A plausible case can be made, I think, for treating physical pollution in the same way that we Americans treat bad ideas – namely, relying for the policing and control of physical pollution on private actors rather than on the state. All sensible people understand that government officials cannot be trusted with the power to filter out ‘unacceptable’ sources of information from ‘acceptable’ sources.

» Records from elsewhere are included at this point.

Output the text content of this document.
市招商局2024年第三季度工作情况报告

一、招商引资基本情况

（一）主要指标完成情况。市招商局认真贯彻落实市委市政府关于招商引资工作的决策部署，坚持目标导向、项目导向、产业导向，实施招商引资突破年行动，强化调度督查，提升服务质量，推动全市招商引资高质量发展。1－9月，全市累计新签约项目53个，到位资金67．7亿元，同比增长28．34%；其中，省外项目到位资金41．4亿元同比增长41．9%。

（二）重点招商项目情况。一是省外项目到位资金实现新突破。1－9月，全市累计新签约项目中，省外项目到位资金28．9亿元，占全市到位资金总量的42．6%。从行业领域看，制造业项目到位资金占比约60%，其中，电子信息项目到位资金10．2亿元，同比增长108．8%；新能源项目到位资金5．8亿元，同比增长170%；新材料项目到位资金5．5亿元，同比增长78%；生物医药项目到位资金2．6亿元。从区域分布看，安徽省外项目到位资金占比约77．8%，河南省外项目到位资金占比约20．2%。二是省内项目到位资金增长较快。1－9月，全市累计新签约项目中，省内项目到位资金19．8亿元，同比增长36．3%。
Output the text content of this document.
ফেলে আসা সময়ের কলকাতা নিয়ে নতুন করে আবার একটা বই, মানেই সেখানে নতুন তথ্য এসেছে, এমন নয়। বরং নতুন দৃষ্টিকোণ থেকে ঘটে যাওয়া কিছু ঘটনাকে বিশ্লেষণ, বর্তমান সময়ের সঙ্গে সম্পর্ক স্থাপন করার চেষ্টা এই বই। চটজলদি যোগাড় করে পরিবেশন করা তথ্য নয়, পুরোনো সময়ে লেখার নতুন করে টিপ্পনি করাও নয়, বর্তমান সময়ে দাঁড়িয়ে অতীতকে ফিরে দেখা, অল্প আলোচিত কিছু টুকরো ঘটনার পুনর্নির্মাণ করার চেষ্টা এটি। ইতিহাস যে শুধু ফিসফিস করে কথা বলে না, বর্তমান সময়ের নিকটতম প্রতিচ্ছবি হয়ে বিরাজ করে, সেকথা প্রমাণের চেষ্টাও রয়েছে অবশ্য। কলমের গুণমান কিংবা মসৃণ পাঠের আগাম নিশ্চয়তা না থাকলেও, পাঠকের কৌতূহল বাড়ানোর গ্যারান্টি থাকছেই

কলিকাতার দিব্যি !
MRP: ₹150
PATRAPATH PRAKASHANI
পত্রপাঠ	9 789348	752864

Why, then, do we trust these same officials with the power to filter out ‘unacceptable’ sources of industrial emissions from ‘acceptable’ sources?

In my next column I’ll lay out the argument – admittedly a difficult one – that the same strong (albeit not insurmountable) presumption that we apply against government attempts to police emissions from our mouths and keyboards should apply also against government attempts to police emissions from our factories and automobile tailpipes. At the very least, analogizing physical emissions to the emission of ideas provides useful insights into some potential pitfalls of turning to the government to regulate industrial emissions.